Le Mouvement pour la Renaissance du Cameroun (MRC) observe avec attention, depuis le début de l’année, les appels à candidature lancés en direction du président national du RDPC ; d’abord par des sénateurs et autres militants de son parti, puis par une curieuse promotion 1997-1999 de la section Administration Générale de l’Ecole Nationale d’Administration et de la Magistrature (ENAM), suivie par différents corps sociaux instrumentalisés par le pouvoir.
Ces appels se sont malheureusement peu à peu transformés en
appel à l’anticipation de l’élection présidentielle; ce qui, au pire, constitue
un appel à la violation de la Constitution, au mieux, induit de fait une
modification de cette Loi fondamentale de notre pays.

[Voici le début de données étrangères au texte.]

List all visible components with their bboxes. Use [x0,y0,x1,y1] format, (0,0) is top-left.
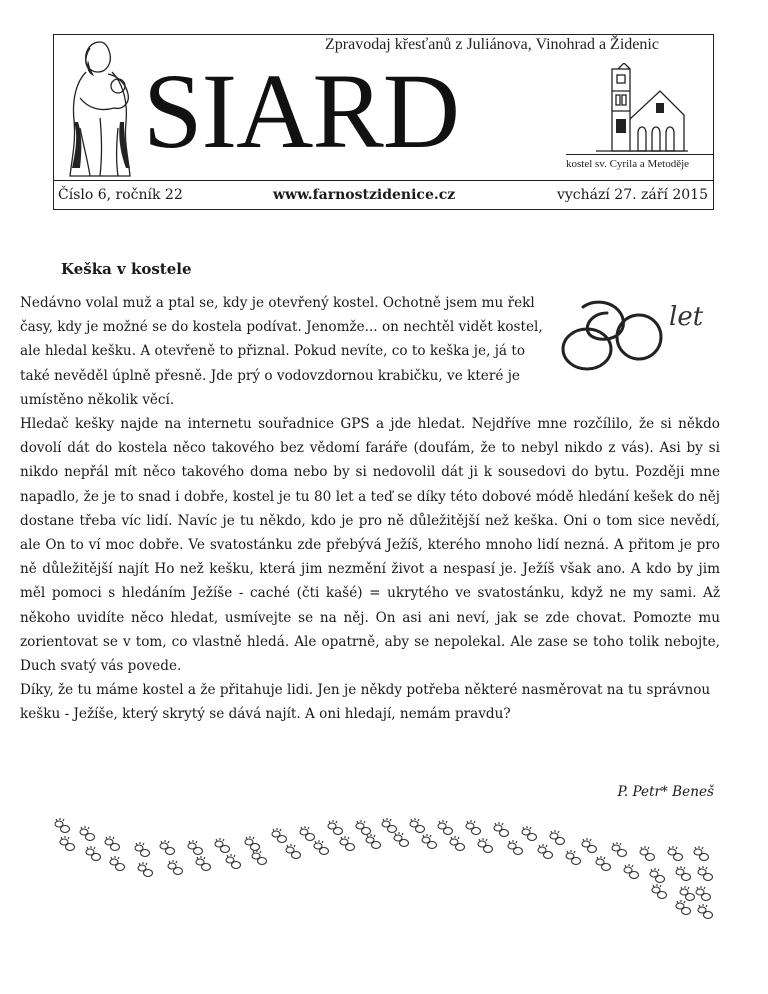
footprint-mark [522,826,537,841]
footprint-mark [105,836,120,851]
footprint-mark [328,820,343,835]
footprint-mark [650,868,665,883]
footprint-mark [438,820,453,835]
footprint-mark [286,844,301,859]
footprint-mark [394,832,409,847]
footprint-mark [196,856,211,871]
badge-text: let [669,302,704,332]
footprint-mark [226,854,241,869]
article-paragraph-1: Nedávno volal muž a ptal se, kdy je otevřený kostel. Ochotně jsem mu řekl časy, kdy je možné se do kostela podívat. Jenomže... on nechtěl vidět kostel, ale hledal kešku. A otevřeně to přiznal. Pokud nevíte, co to keška je, já to také nevěděl úplně přesně. Jde prý o vodovzdornou krabičku, ve které je umístěno několik věcí. [20,295,543,408]
article-signature: P. Petr* Beneš [617,784,714,800]
footprint-mark [215,838,230,853]
footprint-mark [640,846,655,861]
footprint-mark [314,840,329,855]
footprint-mark [582,838,597,853]
footprint-mark [612,842,627,857]
footprint-mark [676,866,691,881]
footprint-mark [538,844,553,859]
footprint-mark [245,836,260,851]
footprint-mark [478,838,493,853]
footprint-mark [652,884,667,899]
footprint-mark [86,846,101,861]
footprint-mark [698,866,713,881]
footprint-mark [494,822,509,837]
footprint-mark [356,820,371,835]
footprint-mark [300,826,315,841]
footprint-mark [340,836,355,851]
article-paragraph-3: Díky, že tu máme kostel a že přitahuje lidi. Jen je někdy potřeba některé nasměrovat na tu správnou kešku - Ježíše, který skrytý se dává najít. A oni hledají, nemám pravdu? [20,682,711,723]
footprint-mark [110,856,125,871]
footprint-mark [135,842,150,857]
footprint-mark [252,850,267,865]
footprint-mark [566,850,581,865]
newsletter-logo: SIARD [143,53,460,171]
footprint-mark [668,846,683,861]
issue-number: Číslo 6, ročník 22 [58,187,183,203]
footprint-mark [624,864,639,879]
footprint-mark [696,886,711,901]
newsletter-tagline: Zpravodaj křesťanů z Juliánova, Vinohrad a Židenic [325,36,659,53]
footprint-mark [680,886,695,901]
footprint-mark [55,818,70,833]
footprint-mark [80,826,95,841]
footprint-mark [60,836,75,851]
footprint-mark [676,900,691,915]
footprint-mark [382,818,397,833]
footprint-mark [138,862,153,877]
footprint-mark [450,836,465,851]
article-title: Keška v kostele [61,260,192,278]
footprint-mark [160,840,175,855]
footprint-mark [188,840,203,855]
footprint-mark [422,834,437,849]
church-caption: kostel sv. Cyrila a Metoděje [566,158,690,170]
footprint-mark [366,834,381,849]
footprint-mark [168,860,183,875]
footprint-mark [508,840,523,855]
footprint-mark [410,818,425,833]
footprint-mark [550,830,565,845]
footprint-mark [596,856,611,871]
footprint-mark [698,904,713,919]
website-link[interactable]: www.farnostzidenice.cz [273,187,456,203]
issue-date: vychází 27. září 2015 [556,187,708,203]
footprint-mark [466,820,481,835]
footprint-mark [694,846,709,861]
footprint-mark [272,828,287,843]
article-paragraph-2: Hledač kešky najde na internetu souřadnice GPS a jde hledat. Nejdříve mne rozčílilo, že si někdo dovolí dát do kostela něco takového bez vědomí faráře (doufám, že to nebyl nikdo z vás). Asi by si nikdo nepřál mít něco takového doma nebo by si nedovolil dát ji k sousedovi do bytu. Později mne napadlo, že je to snad i dobře, kostel je tu 80 let a teď se díky této dobové módě hledání kešek do něj dostane třeba víc lidí. Navíc je tu někdo, kdo je pro ně důležitější než keška. Oni o tom sice nevědí, ale On to ví moc dobře. Ve svatostánku zde přebývá Ježíš, kterého mnoho lidí nezná. A přitom je pro ně důležitější najít Ho než kešku, která jim nezmění život a nespasí je. Ježíš však ano. A kdo by jim měl pomoci s hledáním Ježíše - caché (čti kašé) = ukrytého ve svatostánku, když ne my sami. Až někoho uvidíte něco hledat, usmívejte se na něj. On asi ani neví, jak se zde chovat. Pomozte mu zorientovat se v tom, co vlastně hledá. Ale opatrně, aby se nepolekal. Ale zase se toho tolik nebojte, Duch svatý vás povede. [20,416,720,675]
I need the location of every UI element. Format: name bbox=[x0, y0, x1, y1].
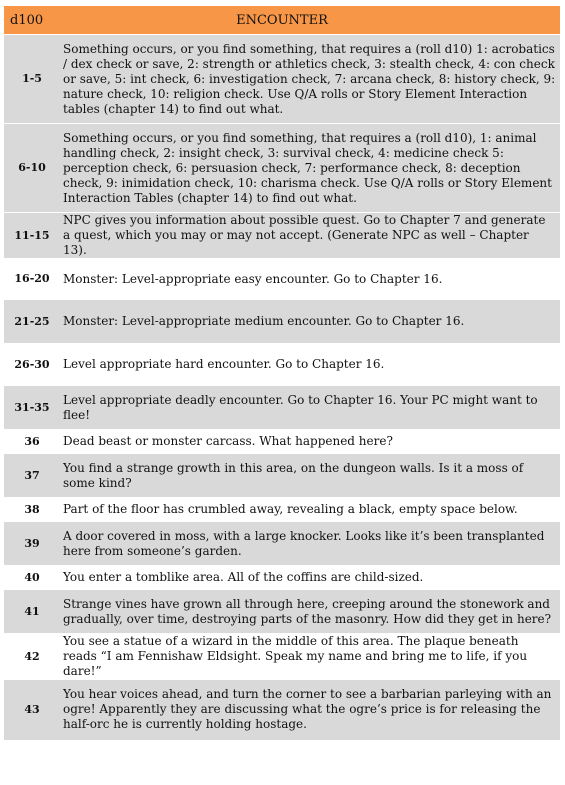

Qu'un parti politique orchestre des appels de ses militants à
la candidature de l’un de ses membres n'émeut pas le MRC et ne devrait pas
focaliser l'attention de l'opinion; encore qu’en l’espèce le président national
du RDPC est le « candidat naturel » de son parti et est légalement fondé à se
présenter à cette élection.
Le MRC entend cependant, sur le plan de la forme, condamner
avec la dernière énergie ce qui s’apparente à une véritable escroquerie
politique, lorsque ces appels sont présentés comme venant du peuple. Le peuple
camerounais souverain n’a donné aucun mandat à aucune organisation de quelque
nature que ce soit pour parler en son nom, et le RDPC, sauf à confirmer que le
Cameroun n'est jamais sorti du système du parti unique, ne peut présenter ces
appels comme étant ceux du peuple.
Le MRC entend également condamner fermement l’attitude de
certaines autorités administratives qui participent de quelque manière que ce
soit, à ces appels, alors que la Constitution de la République et leur statut
particulier leur interdisent toute immixtion dans la politique partisane.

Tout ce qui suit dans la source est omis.